Communities are healthier if they have access to high-quality green spaces that help
filter air pollution, reduce air and ground temperatures, and provide opportunities
for physical activity.
20
Connection with nature reduces stress, loneliness and depression while promoting social
interaction.
21
These benefits are threatened by the continuing rise in urbanisation.
22
Finally, the health impacts of climate change and biodiversity loss will be experienced
unequally between and within countries, with the most vulnerable communities often
bearing the highest burden.
10
Linked to this, inequality is also arguably fuelling these environmental crises. Environmental
challenges and social/health inequities are challenges that share drivers and there
are potential co-benefits of addressing them.
10
A Global Health Emergency
In December 2022 the biodiversity COP agreed on the effective conservation and management
of at least 30% of the world’s land, coastal areas, and oceans by 2030.
23
Industrialised countries agreed to mobilise $30 billion per year to support developing
nations to do so.
23
These agreements echo promises made at climate COPs.
Yet many commitments made at COPs have not been met. This has allowed ecosystems to
be pushed further to the brink, greatly increasing the risk of arriving at ‘tipping
points’, abrupt breakdowns in the functioning of nature.
2,24
If these events were to occur, the impacts on health would be globally catastrophic.

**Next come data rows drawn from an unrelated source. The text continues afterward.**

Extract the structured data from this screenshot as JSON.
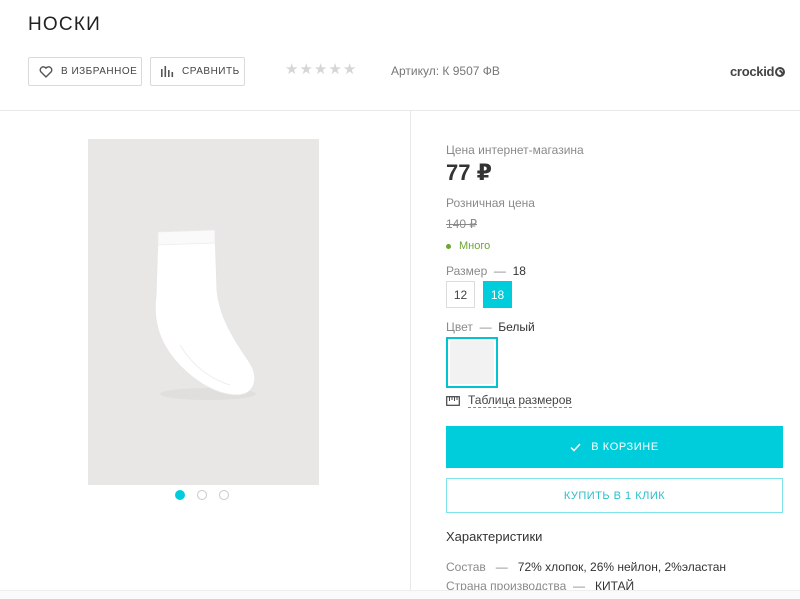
{
  "product": {
    "title": "НОСКИ",
    "sku": "Артикул: К 9507 ФВ",
    "brand": "crockid",
    "rating_stars": 5,
    "rating_filled": 0
  },
  "actions": {
    "favorite_label": "В ИЗБРАННОЕ",
    "compare_label": "СРАВНИТЬ",
    "cart_label": "В КОРЗИНЕ",
    "one_click_label": "КУПИТЬ В 1 КЛИК",
    "size_table_label": "Таблица размеров"
  },
  "gallery": {
    "dots": [
      true,
      false,
      false
    ]
  },
  "pricing": {
    "online_label": "Цена интернет-магазина",
    "online_price": "77 ₽",
    "retail_label": "Розничная цена",
    "retail_price": "140 ₽",
    "stock": "Много"
  },
  "size": {
    "label": "Размер",
    "dash": "—",
    "selected": "18",
    "options": [
      "12",
      "18"
    ]
  },
  "color": {
    "label": "Цвет",
    "dash": "—",
    "selected": "Белый",
    "swatch_hex": "#f2f2f2"
  },
  "characteristics": {
    "title": "Характеристики",
    "rows": [
      {
        "label": "Состав",
        "dash": "—",
        "value": "72% хлопок, 26% нейлон, 2%эластан"
      },
      {
        "label": "Страна производства",
        "dash": "—",
        "value": "КИТАЙ"
      }
    ]
  },
  "colors": {
    "accent": "#00cddb",
    "stock_green": "#6ca531"
  }
}
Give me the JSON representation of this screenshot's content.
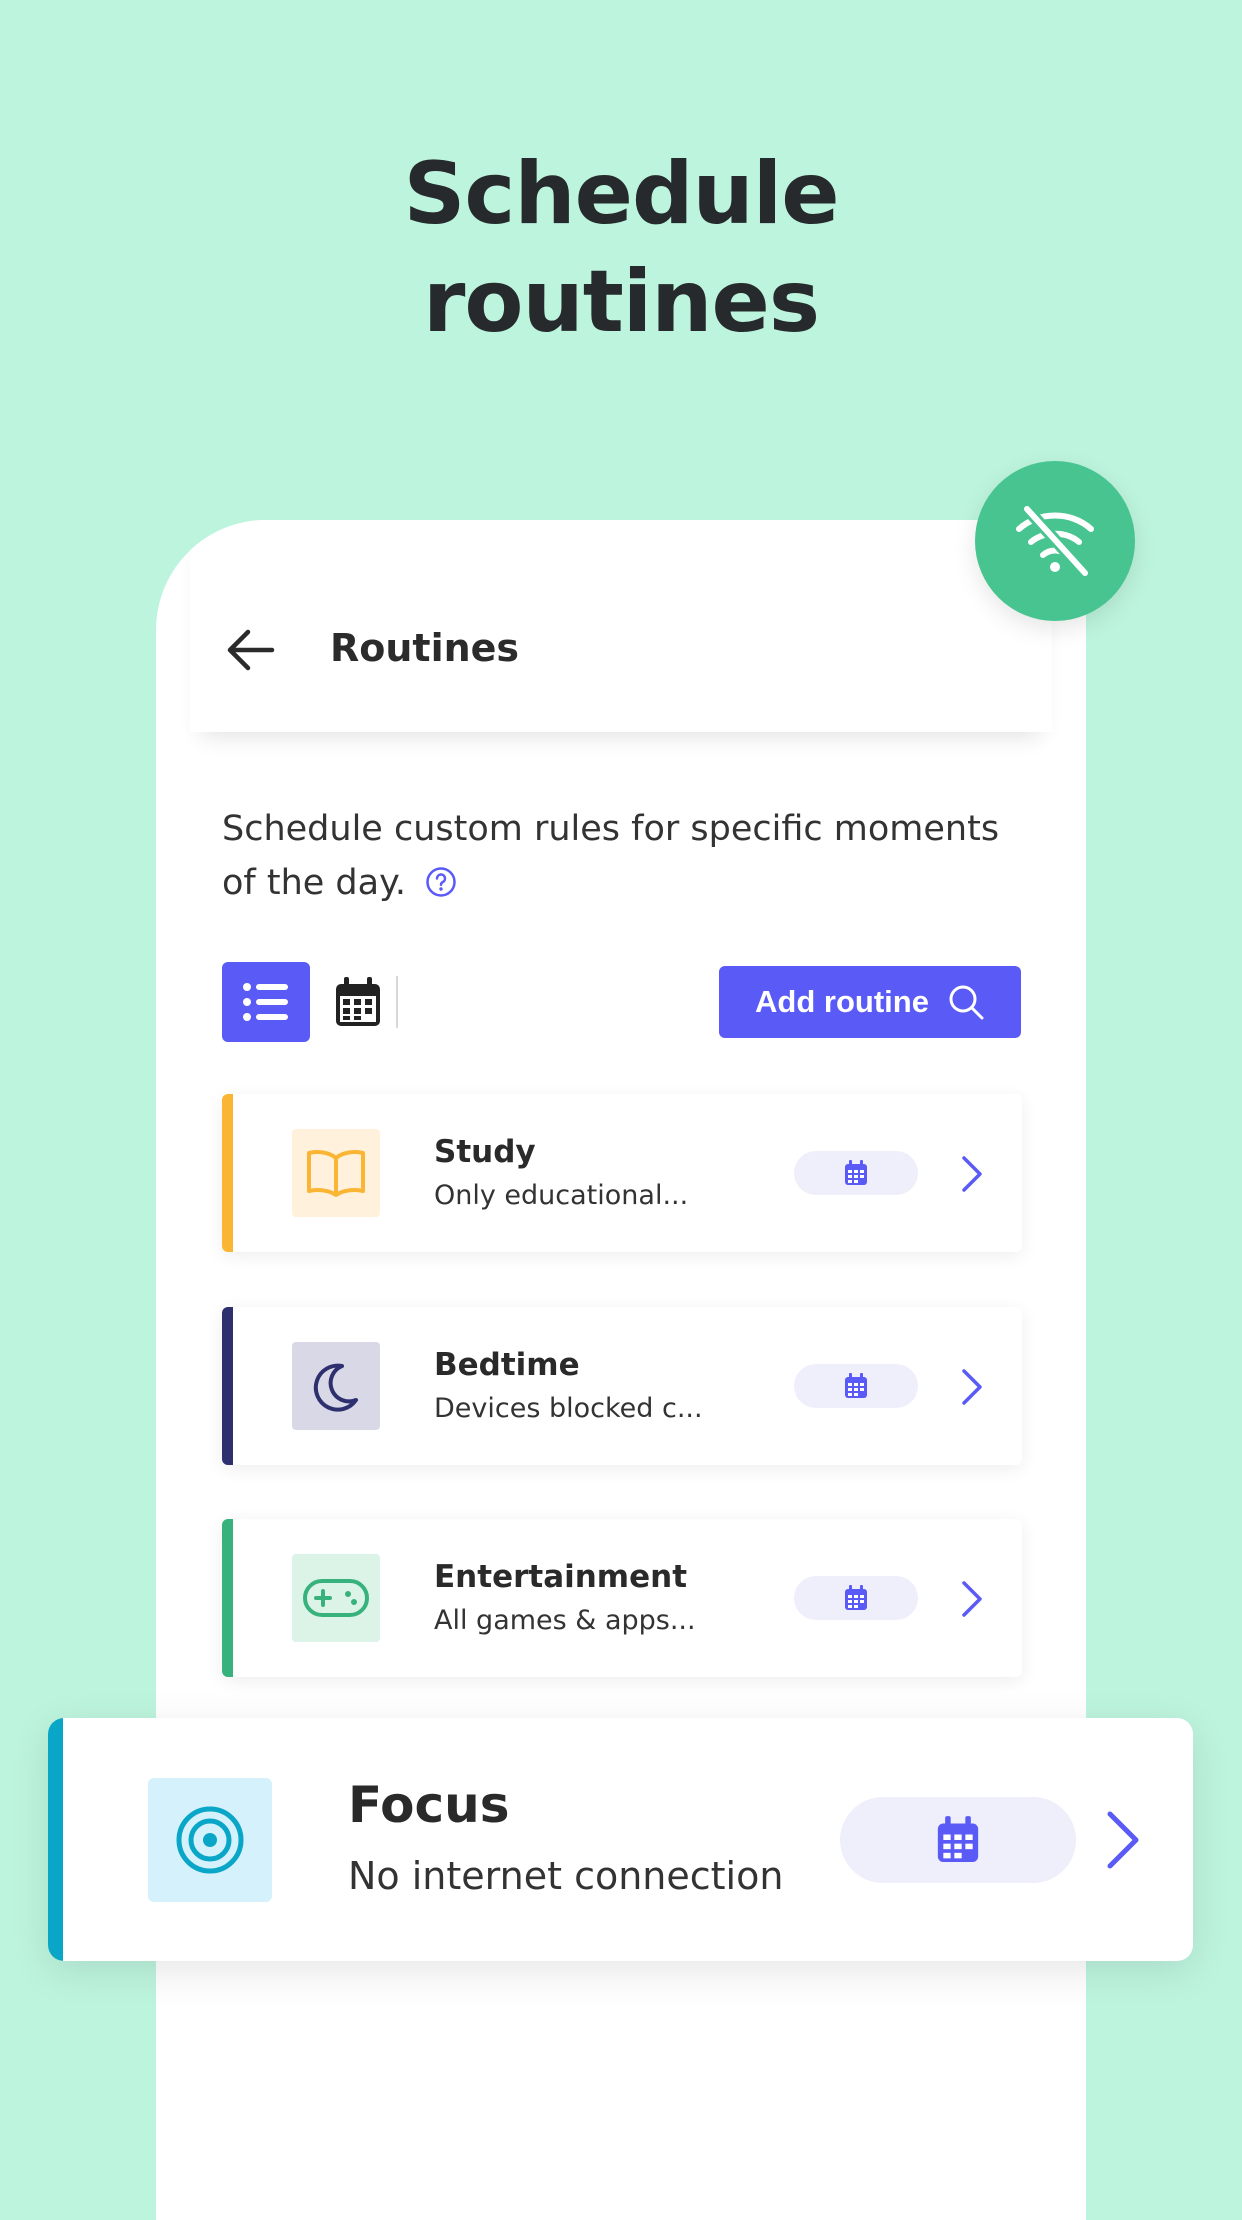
{
  "headline": {
    "line1": "Schedule",
    "line2": "routines"
  },
  "header": {
    "title": "Routines"
  },
  "intro": {
    "text": "Schedule custom rules for specific moments of the day."
  },
  "toolbar": {
    "add_label": "Add routine"
  },
  "routines": [
    {
      "title": "Study",
      "subtitle": "Only educational...",
      "accent": "#fbb535",
      "icon_bg": "#fff1dc",
      "icon": "book-icon"
    },
    {
      "title": "Bedtime",
      "subtitle": "Devices blocked c...",
      "accent": "#2d2f6e",
      "icon_bg": "#d8d8e6",
      "icon": "moon-icon"
    },
    {
      "title": "Entertainment",
      "subtitle": "All games & apps...",
      "accent": "#38b27d",
      "icon_bg": "#dcf3e8",
      "icon": "gamepad-icon"
    }
  ],
  "focus": {
    "title": "Focus",
    "subtitle": "No internet connection",
    "accent": "#0aa6c8",
    "icon": "target-icon"
  },
  "colors": {
    "background": "#bdf4dd",
    "primary": "#5a5af7",
    "badge": "#47c48f"
  },
  "badge": {
    "icon": "wifi-off-icon"
  }
}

This risk, combined with the severe impacts on health already occurring, means that
the World Health Organization should declare the indivisible climate and nature crisis
as a global health emergency. The three pre-conditions for WHO to declare a situation
to be a Public Health Emergency of International Concern
25
are that it: 1) is serious, sudden, unusual or unexpected; 2) carries implications
for public health beyond the affected State’s national border; and 3) may require
immediate international action. Climate change would appear to fulfil all of those
conditions. While the accelerating climate change and loss of biodiversity are not
sudden or unexpected, they are certainly serious and unusual. Hence we call for WHO
to make this declaration before or at the Seventy-seventh World Health Assembly in
May 2024.
Tackling this emergency requires the COP processes to be harmonised. As a first step,
the respective conventions must push for better integration of national climate plans
with biodiversity equivalents.
3
As the 2020 workshop that brought climate and nature scientists together concluded,
“Critical leverage points include exploring alternative visions of good quality of
life, rethinking consumption and waste, shifting values related to the human-nature
relationship, reducing inequalities, and promoting education and learning.”
1
All of these would benefit health.
Health professionals must be powerful advocates for both restoring biodiversity and
tackling climate change for the good of health. Political leaders must recognise both
the severe threats to health from the planetary crisis as well as the benefits that
can flow to health from tackling the crisis.
26
But first, we must recognise this crisis for what it is: a global health emergency.